A class-action lawsuit filed in Florida accuses Duke Energy and a second utility of overcharging their customers for nuclear power plants that might never be built.

The federal lawsuit challenges as unconstitutional a 2006 state law that it says allowed Duke and Florida Power & Light to collect $2 billion from customers to cover nuclear construction costs.

Duke says courts have rejected several lawsuits on similar grounds.

Florida regulators let Duke bill customers $1.2 billion since 2008 to increase generating capacity at its Crystal River nuclear plant and begin work on a new plant in Levy County, the lawsuit says.

Duke retired the Crystal River plant in 2013 after unrelated construction problems, and also canceled plans for the Levy County plant.

A settlement the Florida Public Service Commission approved that year let Duke pass to customers $350 million to wind down the canceled Levy County contract.

The litigation filed this week seeks reimbursement of such fees to customers and a ruling that a Florida law allowing utilities to recover the costs of nuclear plants before they’re built as unconstitutional.

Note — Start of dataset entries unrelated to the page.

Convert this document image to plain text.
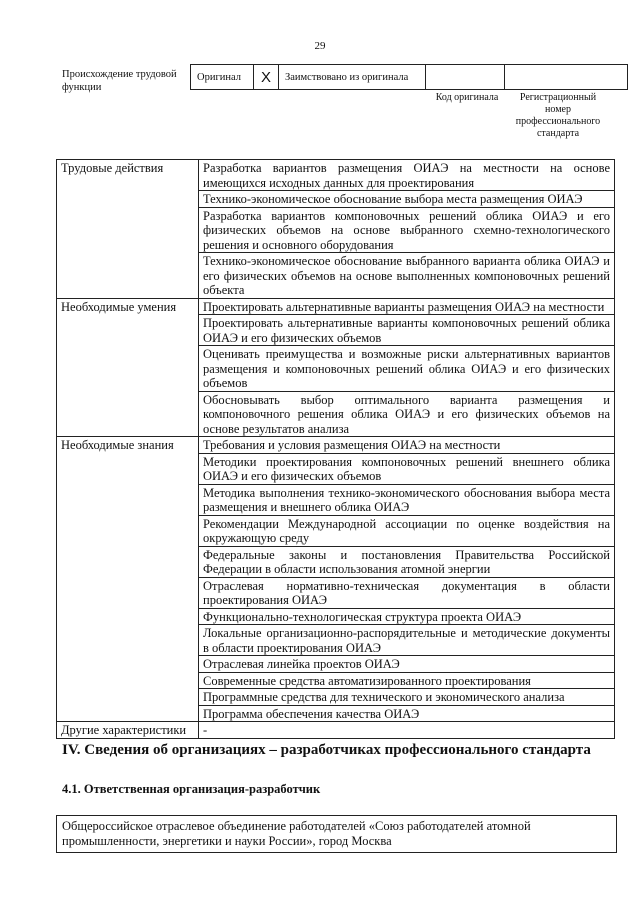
29
Происхождение трудовой функции
Оригинал	X	Заимствовано из оригинала		
Код оригинала	Регистрационный номер профессионального стандарта
Трудовые действия	Разработка вариантов размещения ОИАЭ на местности на основе имеющихся исходных данных для проектирования
	Технико-экономическое обоснование выбора места размещения ОИАЭ
	Разработка вариантов компоновочных решений облика ОИАЭ и его физических объемов на основе выбранного схемно-технологического решения и основного оборудования
	Технико-экономическое обоснование выбранного варианта облика ОИАЭ и его физических объемов на основе выполненных компоновочных решений объекта
Необходимые умения	Проектировать альтернативные варианты размещения ОИАЭ на местности
	Проектировать альтернативные варианты компоновочных решений облика ОИАЭ и его физических объемов
	Оценивать преимущества и возможные риски альтернативных вариантов размещения и компоновочных решений облика ОИАЭ и его физических объемов
	Обосновывать выбор оптимального варианта размещения и компоновочного решения облика ОИАЭ и его физических объемов на основе результатов анализа
Необходимые знания	Требования и условия размещения ОИАЭ на местности
	Методики проектирования компоновочных решений внешнего облика ОИАЭ и его физических объемов
	Методика выполнения технико-экономического обоснования выбора места размещения и внешнего облика ОИАЭ
	Рекомендации Международной ассоциации по оценке воздействия на окружающую среду
	Федеральные законы и постановления Правительства Российской Федерации в области использования атомной энергии
	Отраслевая нормативно-техническая документация в области проектирования ОИАЭ
	Функционально-технологическая структура проекта ОИАЭ
	Локальные организационно-распорядительные и методические документы в области проектирования ОИАЭ
	Отраслевая линейка проектов ОИАЭ
	Современные средства автоматизированного проектирования
	Программные средства для технического и экономического анализа
	Программа обеспечения качества ОИАЭ
Другие характеристики	-
IV. Сведения об организациях – разработчиках профессионального стандарта
4.1. Ответственная организация-разработчик
Общероссийское отраслевое объединение работодателей «Союз работодателей атомной промышленности, энергетики и науки России», город Москва
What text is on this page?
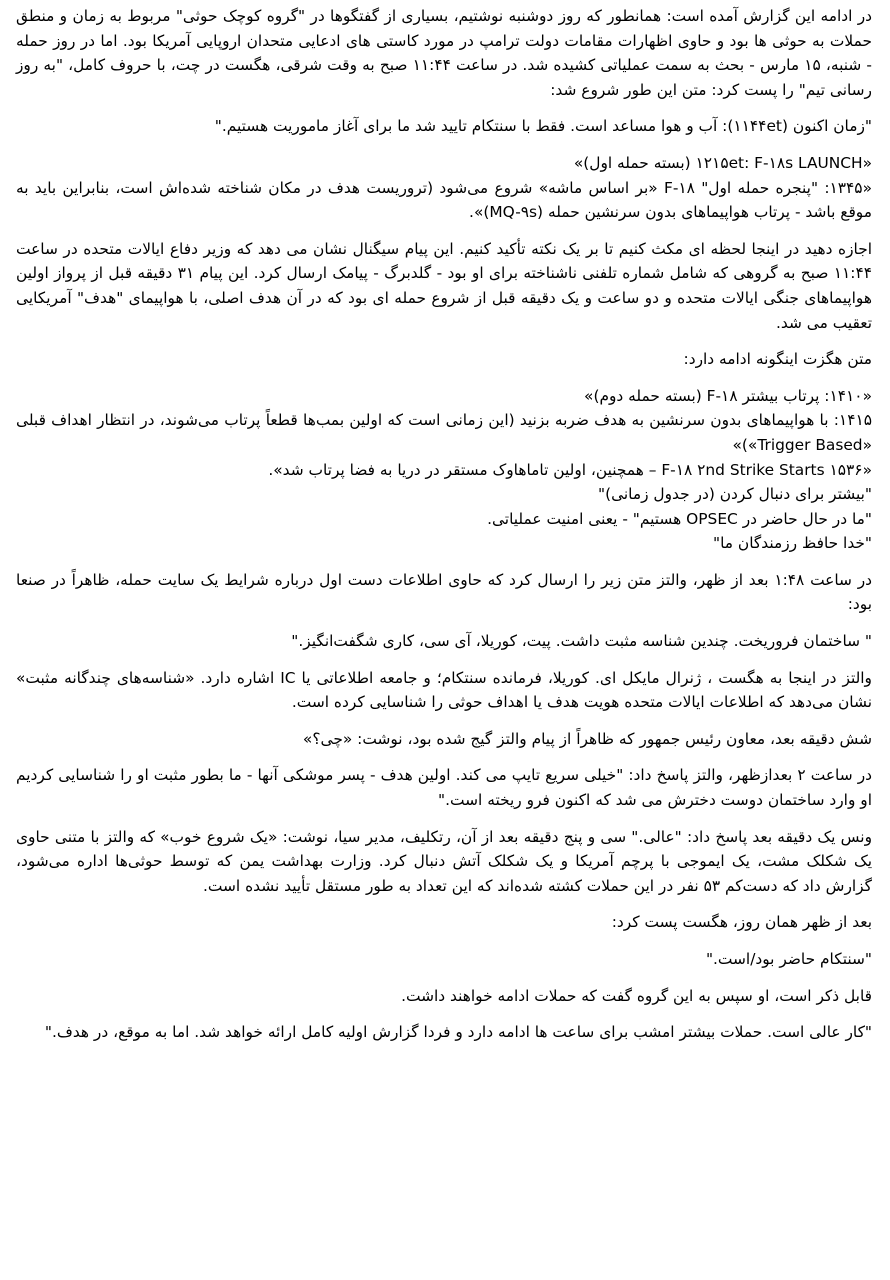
در ادامه این گزارش آمده است: همانطور که روز دوشنبه نوشتیم، بسیاری از گفتگوها در "گروه کوچک حوثی" مربوط به زمان و منطق حملات به حوثی ها بود و حاوی اظهارات مقامات دولت ترامپ در مورد کاستی های ادعایی متحدان اروپایی آمریکا بود. اما در روز حمله - شنبه، ۱۵ مارس - بحث به سمت عملیاتی کشیده شد. در ساعت ۱۱:۴۴ صبح به وقت شرقی، هگست در چت، با حروف کامل، "به روز رسانی تیم" را پست کرد: متن این طور شروع شد:

"زمان اکنون (۱۱۴۴et): آب و هوا مساعد است. فقط با سنتکام تایید شد ما برای آغاز ماموریت هستیم."

«۱۲۱۵et: F-۱۸s LAUNCH (بسته حمله اول)»

«۱۳۴۵: "پنجره حمله اول" F-۱۸ «بر اساس ماشه» شروع می‌شود (تروریست هدف در مکان شناخته شده‌اش است، بنابراین باید به موقع باشد - پرتاب هواپیماهای بدون سرنشین حمله (MQ-۹s)».

اجازه دهید در اینجا لحظه ای مکث کنیم تا بر یک نکته تأکید کنیم. این پیام سیگنال نشان می دهد که وزیر دفاع ایالات متحده در ساعت ۱۱:۴۴ صبح به گروهی که شامل شماره تلفنی ناشناخته برای او بود - گلدبرگ - پیامک ارسال کرد. این پیام ۳۱ دقیقه قبل از پرواز اولین هواپیماهای جنگی ایالات متحده و دو ساعت و یک دقیقه قبل از شروع حمله ای بود که در آن هدف اصلی، با هواپیمای "هدف" آمریکایی تعقیب می شد.

متن هگزت اینگونه ادامه دارد:

«۱۴۱۰: پرتاب بیشتر F-۱۸ (بسته حمله دوم)»

۱۴۱۵: با هواپیماهای بدون سرنشین به هدف ضربه بزنید (این زمانی است که اولین بمب‌ها قطعاً پرتاب می‌شوند، در انتظار اهداف قبلی «Trigger Based»)»

«۱۵۳۶ F-۱۸ ۲nd Strike Starts – همچنین، اولین تاماهاوک مستقر در دریا به فضا پرتاب شد».

"بیشتر برای دنبال کردن (در جدول زمانی)"

"ما در حال حاضر در OPSEC هستیم" - یعنی امنیت عملیاتی.

"خدا حافظ رزمندگان ما"

در ساعت ۱:۴۸ بعد از ظهر، والتز متن زیر را ارسال کرد که حاوی اطلاعات دست اول درباره شرایط یک سایت حمله، ظاهراً در صنعا بود:

" ساختمان فروریخت. چندین شناسه مثبت داشت. پیت، کوریلا، آی سی، کاری شگفت‌انگیز."

والتز در اینجا به هگست ، ژنرال مایکل ای. کوریلا، فرمانده سنتکام؛ و جامعه اطلاعاتی یا IC اشاره دارد. «شناسه‌های چندگانه مثبت» نشان می‌دهد که اطلاعات ایالات متحده هویت هدف یا اهداف حوثی را شناسایی کرده است.

شش دقیقه بعد، معاون رئیس جمهور که ظاهراً از پیام والتز گیج شده بود، نوشت: «چی؟»

در ساعت ۲ بعدازظهر، والتز پاسخ داد: "خیلی سریع تایپ می کند. اولین هدف - پسر موشکی آنها - ما بطور مثبت او را شناسایی کردیم او وارد ساختمان دوست دخترش می شد که اکنون فرو ریخته است."

ونس یک دقیقه بعد پاسخ داد: "عالی." سی و پنج دقیقه بعد از آن، رتکلیف، مدیر سیا، نوشت: «یک شروع خوب» که والتز با متنی حاوی یک شکلک مشت، یک ایموجی با پرچم آمریکا و یک شکلک آتش دنبال کرد. وزارت بهداشت یمن که توسط حوثی‌ها اداره می‌شود، گزارش داد که دست‌کم ۵۳ نفر در این حملات کشته شده‌اند که این تعداد به طور مستقل تأیید نشده است.

بعد از ظهر همان روز، هگست پست کرد:

"سنتکام حاضر بود/است."

قابل ذکر است، او سپس به این گروه گفت که حملات ادامه خواهند داشت.

"کار عالی است. حملات بیشتر امشب برای ساعت ها ادامه دارد و فردا گزارش اولیه کامل ارائه خواهد شد. اما به موقع، در هدف."
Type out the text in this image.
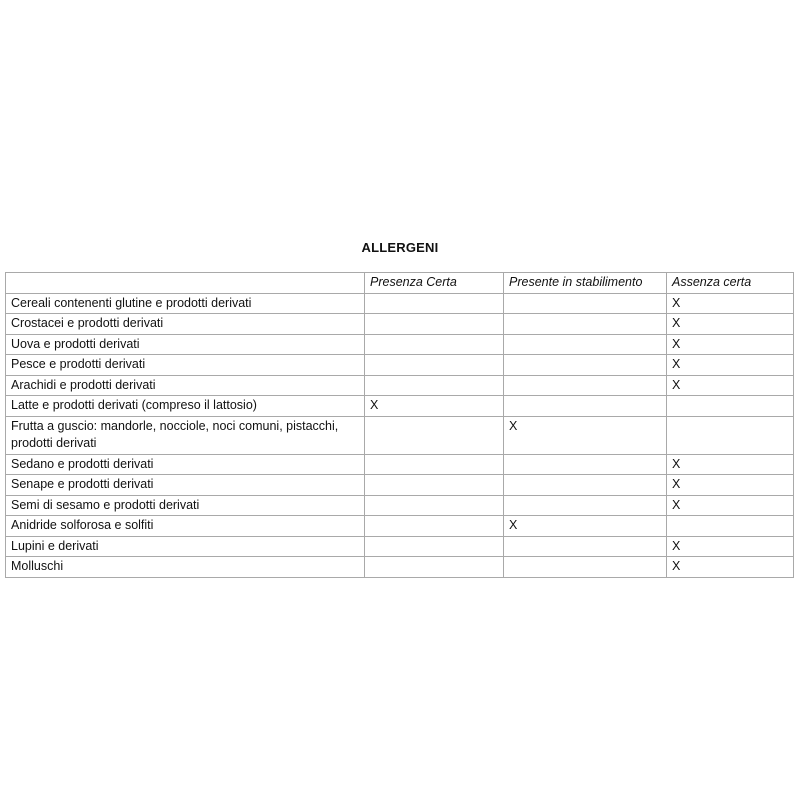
ALLERGENI
	Presenza Certa	Presente in stabilimento	Assenza certa
Cereali contenenti glutine e prodotti derivati			X
Crostacei e prodotti derivati			X
Uova e prodotti derivati			X
Pesce e prodotti derivati			X
Arachidi e prodotti derivati			X
Latte e prodotti derivati (compreso il lattosio)	X		
Frutta a guscio: mandorle, nocciole, noci comuni, pistacchi, prodotti derivati		X	
Sedano e prodotti derivati			X
Senape e prodotti derivati			X
Semi di sesamo e prodotti derivati			X
Anidride solforosa e solfiti		X	
Lupini e derivati			X
Molluschi			X
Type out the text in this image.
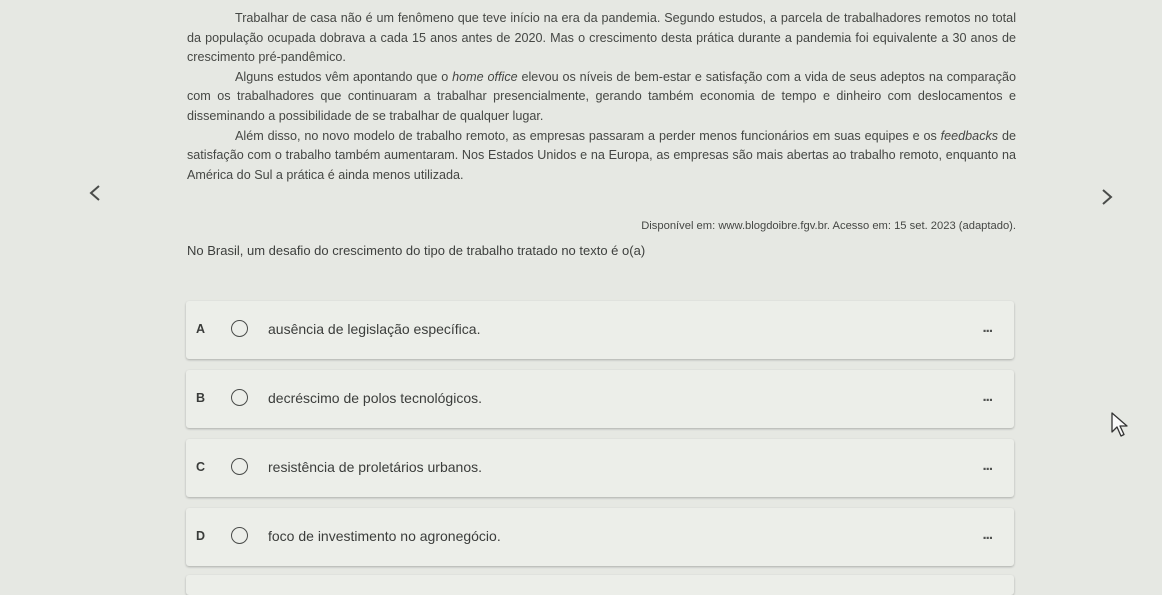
Trabalhar de casa não é um fenômeno que teve início na era da pandemia. Segundo estudos, a parcela de trabalhadores remotos no total da população ocupada dobrava a cada 15 anos antes de 2020. Mas o crescimento desta prática durante a pandemia foi equivalente a 30 anos de crescimento pré-pandêmico.

Alguns estudos vêm apontando que o home office elevou os níveis de bem-estar e satisfação com a vida de seus adeptos na comparação com os trabalhadores que continuaram a trabalhar presencialmente, gerando também economia de tempo e dinheiro com deslocamentos e disseminando a possibilidade de se trabalhar de qualquer lugar.

Além disso, no novo modelo de trabalho remoto, as empresas passaram a perder menos funcionários em suas equipes e os feedbacks de satisfação com o trabalho também aumentaram. Nos Estados Unidos e na Europa, as empresas são mais abertas ao trabalho remoto, enquanto na América do Sul a prática é ainda menos utilizada.

Disponível em: www.blogdoibre.fgv.br. Acesso em: 15 set. 2023 (adaptado).
No Brasil, um desafio do crescimento do tipo de trabalho tratado no texto é o(a)
A	ausência de legislação específica.	...
B	decréscimo de polos tecnológicos.	...
C	resistência de proletários urbanos.	...
D	foco de investimento no agronegócio.	...
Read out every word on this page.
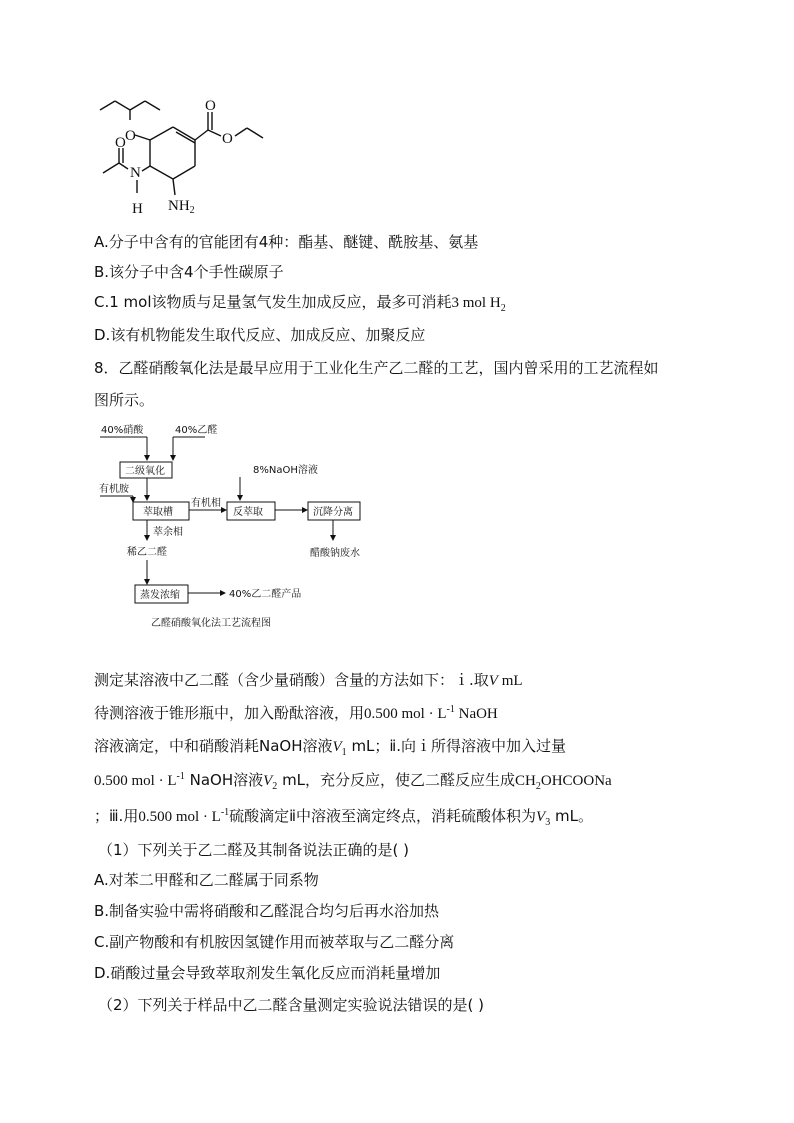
O
O
O
O
N
H $NH_2$
A.分子中含有的官能团有4种：酯基、醚键、酰胺基、氨基
B.该分子中含4个手性碳原子
C.1 mol该物质与足量氢气发生加成反应，最多可消耗3 mol $H_2$
D.该有机物能发生取代反应、加成反应、加聚反应
8．乙醛硝酸氧化法是最早应用于工业化生产乙二醛的工艺，国内曾采用的工艺流程如
图所示。
40%硝酸	40%乙醛
二级氧化
有机胺
萃取槽
有机相
8%NaOH溶液
反萃取	沉降分离
萃余相
稀乙二醛	醋酸钠废水
蒸发浓缩	40%乙二醛产品
乙醛硝酸氧化法工艺流程图
测定某溶液中乙二醛（含少量硝酸）含量的方法如下：ｉ.取V mL
待测溶液于锥形瓶中，加入酚酞溶液，用0.500 mol · $L^{-1}$ NaOH
溶液滴定，中和硝酸消耗NaOH溶液$V_1$ mL；ⅱ.向ｉ所得溶液中加入过量
0.500 mol · $L^{-1}$ NaOH溶液$V_2$ mL，充分反应，使乙二醛反应生成$CH_2OHCOONa$
；ⅲ.用0.500 mol · $L^{-1}$硫酸滴定ⅱ中溶液至滴定终点，消耗硫酸体积为$V_3$ mL。
（1）下列关于乙二醛及其制备说法正确的是( )
A.对苯二甲醛和乙二醛属于同系物
B.制备实验中需将硝酸和乙醛混合均匀后再水浴加热
C.副产物酸和有机胺因氢键作用而被萃取与乙二醛分离
D.硝酸过量会导致萃取剂发生氧化反应而消耗量增加
（2）下列关于样品中乙二醛含量测定实验说法错误的是( )
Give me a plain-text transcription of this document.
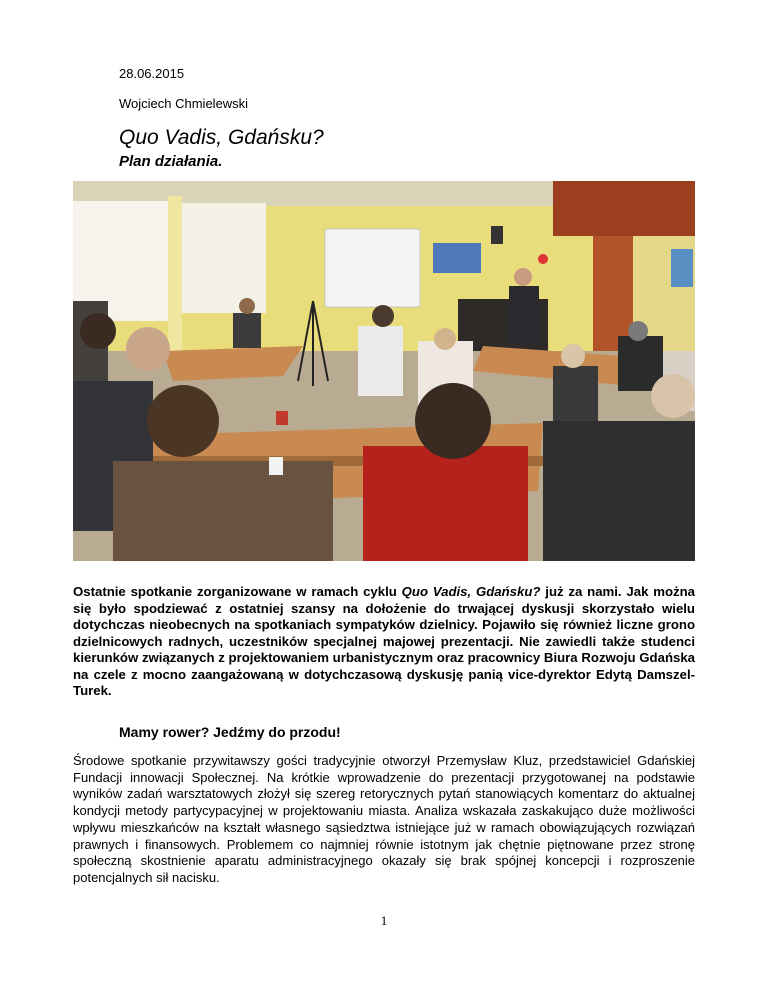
28.06.2015
Wojciech Chmielewski
Quo Vadis, Gdańsku?
Plan działania.

Ostatnie spotkanie zorganizowane w ramach cyklu Quo Vadis, Gdańsku? już za nami. Jak można się było spodziewać z ostatniej szansy na dołożenie do trwającej dyskusji skorzystało wielu dotychczas nieobecnych na spotkaniach sympatyków dzielnicy. Pojawiło się również liczne grono dzielnicowych radnych, uczestników specjalnej majowej prezentacji. Nie zawiedli także studenci kierunków związanych z projektowaniem urbanistycznym oraz pracownicy Biura Rozwoju Gdańska na czele z mocno zaangażowaną w dotychczasową dyskusję panią vice-dyrektor Edytą Damszel-Turek.

Mamy rower? Jedźmy do przodu!

Środowe spotkanie przywitawszy gości tradycyjnie otworzył Przemysław Kluz, przedstawiciel Gdańskiej Fundacji innowacji Społecznej. Na krótkie wprowadzenie do prezentacji przygotowanej na podstawie wyników zadań warsztatowych złożył się szereg retorycznych pytań stanowiących komentarz do aktualnej kondycji metody partycypacyjnej w projektowaniu miasta. Analiza wskazała zaskakująco duże możliwości wpływu mieszkańców na kształt własnego sąsiedztwa istniejące już w ramach obowiązujących rozwiązań prawnych i finansowych. Problemem co najmniej równie istotnym jak chętnie piętnowane przez stronę społeczną skostnienie aparatu administracyjnego okazały się brak spójnej koncepcji i rozproszenie potencjalnych sił nacisku.

1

Duke, which serves 1.7 million customers in Florida, said the lawsuit should be dismissed.

“Four other lawsuits challenging the constitutionality of Florida’s Nuclear Cost Recovery statute have been found to be without merit and rejected by Florida courts,” spokeswoman Suzanne Grant said in a statement. “Duke Energy is evaluating this lawsuit and will respond based on the facts and applicable law.”